Obama Wants To Cure Cancer, Announces New “MoonShot” Led By Biden
In his final State of the Union address, President Obama promised to undertake a new national effort to cure cancer, a “moonshot” with Vice President Biden in charge of “mission control.”
“For the loved ones we’ve all lost, for the family we can still save, let’s make America the country that cures cancer once and for all,” Obama said. His initiative will make use of a $2 billion increase in funding approved by Congress for the National Institutes of Health.
Mission Control
In a blog post following the president’s address, Biden wrote that he will travel to the University of Pennsylvania’s Perelman School of Medicine on Friday to continue the national dialogue with physicians and researchers. Next week he plans to meet with international experts at the World Economic Forum in Davos, Switzerland and later this month he will convene the first of several meetings with cabinet secretaries and heads of agencies to discuss federal investment in cancer research.
“From my own personal experience, I’ve learned that research and therapies are on the cusp of incredible breakthroughs,” wrote Biden, whose 46-year old son died of brain cancer last year.
Over the past few months, the vice president met with nearly 200 of the world’s top cancer physicians, researchers, and philanthropists, he says. These efforts came to fruition earlier this week when a coalition of leaders within Pharma, Biotech, academia, the insurance industry, and the oncology community launched the “Cancer Moonshot 2020” program.
Patrick Soon-Shiong, billionaire chairman and chief executive officer of NantHealth, formed this “unprecedented collaboration” to accelerate the development of immunotherapy as the standard of care for cancer patients, a press release stated.
What is Immunotherapy?
Immunotherapy combines more than one highly specialized drug to fortify the body’s immune system and enable its disease-fighting cells to attack tumors. Unlike current cancer treatments, immunotherapy is designed to harness and orchestrate all the elements of the immune system (including dendritic cells, T cells, and NK cells).
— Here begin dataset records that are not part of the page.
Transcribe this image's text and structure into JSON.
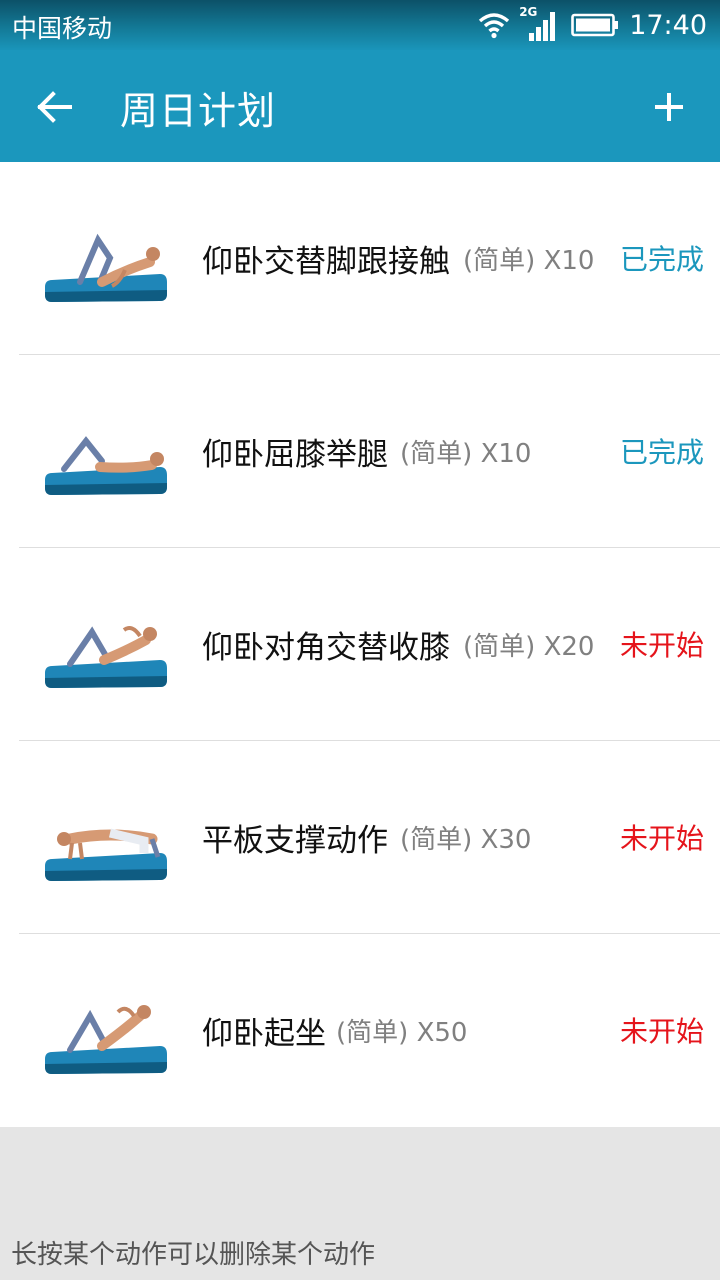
{
  "status_bar": {
    "carrier": "中国移动",
    "network": "2G",
    "time": "17:40"
  },
  "header": {
    "title": "周日计划",
    "back_icon": "arrow-left-icon",
    "add_icon": "plus-icon"
  },
  "exercises": [
    {
      "name": "仰卧交替脚跟接触",
      "level": "(简单)",
      "reps": "X10",
      "status": "已完成",
      "status_color": "#1b97bd"
    },
    {
      "name": "仰卧屈膝举腿",
      "level": "(简单)",
      "reps": "X10",
      "status": "已完成",
      "status_color": "#1b97bd"
    },
    {
      "name": "仰卧对角交替收膝",
      "level": "(简单)",
      "reps": "X20",
      "status": "未开始",
      "status_color": "#e5141b"
    },
    {
      "name": "平板支撑动作",
      "level": "(简单)",
      "reps": "X30",
      "status": "未开始",
      "status_color": "#e5141b"
    },
    {
      "name": "仰卧起坐",
      "level": "(简单)",
      "reps": "X50",
      "status": "未开始",
      "status_color": "#e5141b"
    }
  ],
  "footer": {
    "hint": "长按某个动作可以删除某个动作"
  },
  "colors": {
    "accent": "#1b97bd",
    "not_started": "#e5141b",
    "mat": "#1f86b8"
  }
}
As Soon-Shiong explained at last year’s Forbes Health Summit, current therapies simply attack a targeted genetic mutation.
“The [incorrect] assumption we made is that cancer was a form of a single mutation, a single gene, or single clone,” said Soon-Shiong.
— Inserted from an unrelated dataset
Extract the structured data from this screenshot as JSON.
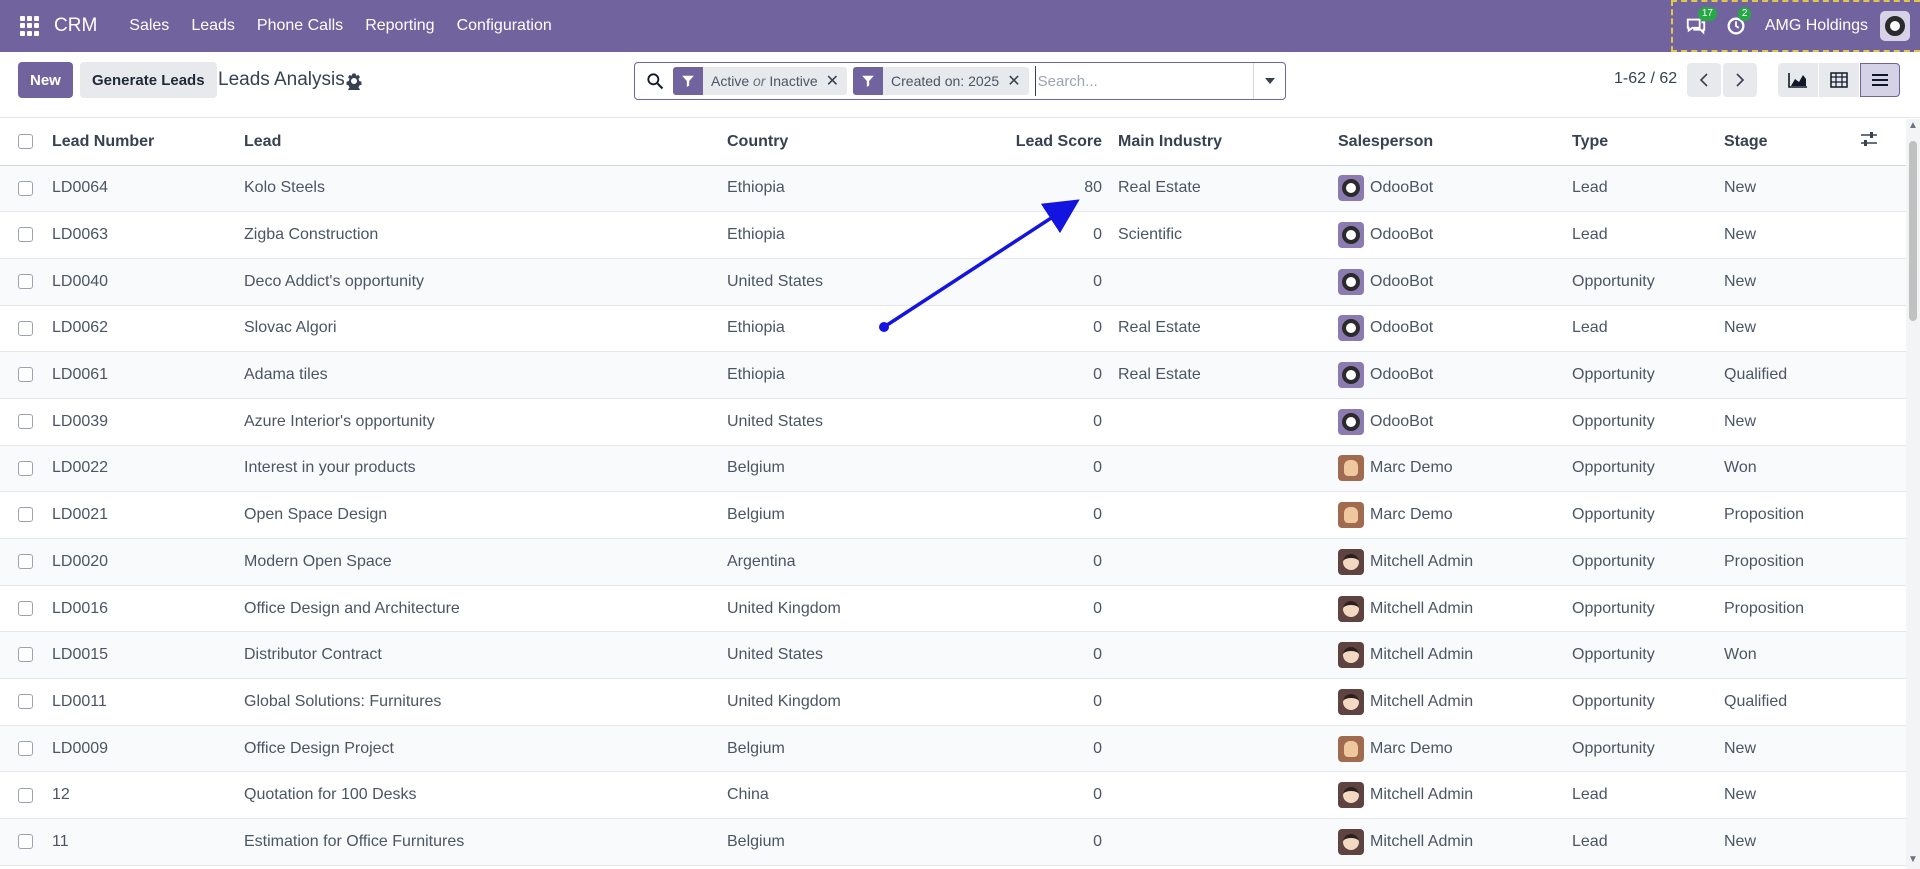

In reality, he explained, there are thousands of mutated genes some awake, others asleep. When a patient is treated with a particular drug, the sleeping mutated genes awaken; and, though a single drug may eliminate a single mutation, others pop up as treatment (and the disease) progresses. Instead of dropping a single bomb, then, immunotherapy delivers a series of precision drone attacks: personalized medicine.
No longer will oncologists specialize in prostate cancer, say, or breast cancer, instead they will treat patients whose tumors share genetic characteristics, no matter where in the body they are located.
Cancer Moonshot 2020
As members of the new Cancer Moonshot 2020 coalition, corporations, and other institutions — including Celgene Corp., Amgen Inc., Independence Blue Cross, Allscripts, Blackberry, Massachusetts General Hospital, and Johns Hopkins University — will join forces to provide access to technologies and resources, including more than 60 novel and approved drugs.
Specifically, the coalition will design, initiate, and complete clinical trials at all stages of cancer in up to 20 tumor types in as many as 20,000 patients by year 2020. Known as QUILT (QUantitative Integrative Lifelong Trial), the program will test combinations of vaccines, cell-based immunotherapy, metronomic chemotherapy, low dose radiotherapy, and immunomodulators with the goal of achieving long-lasting remission in the patients. The 20,000 patients will have their tumors genetically sequenced as part of their contribution to QUILT; tumor types will include breast, lung, prostate, ovarian, brain, head and neck, multiple myeloma, sarcoma, and pancreatic cancer, among others.
“There are unique times in history when events and advancements in technology converge to elicit a quantum leap in medical care,” said Soon-Shiong in a statement. Our cancer-free future beckons.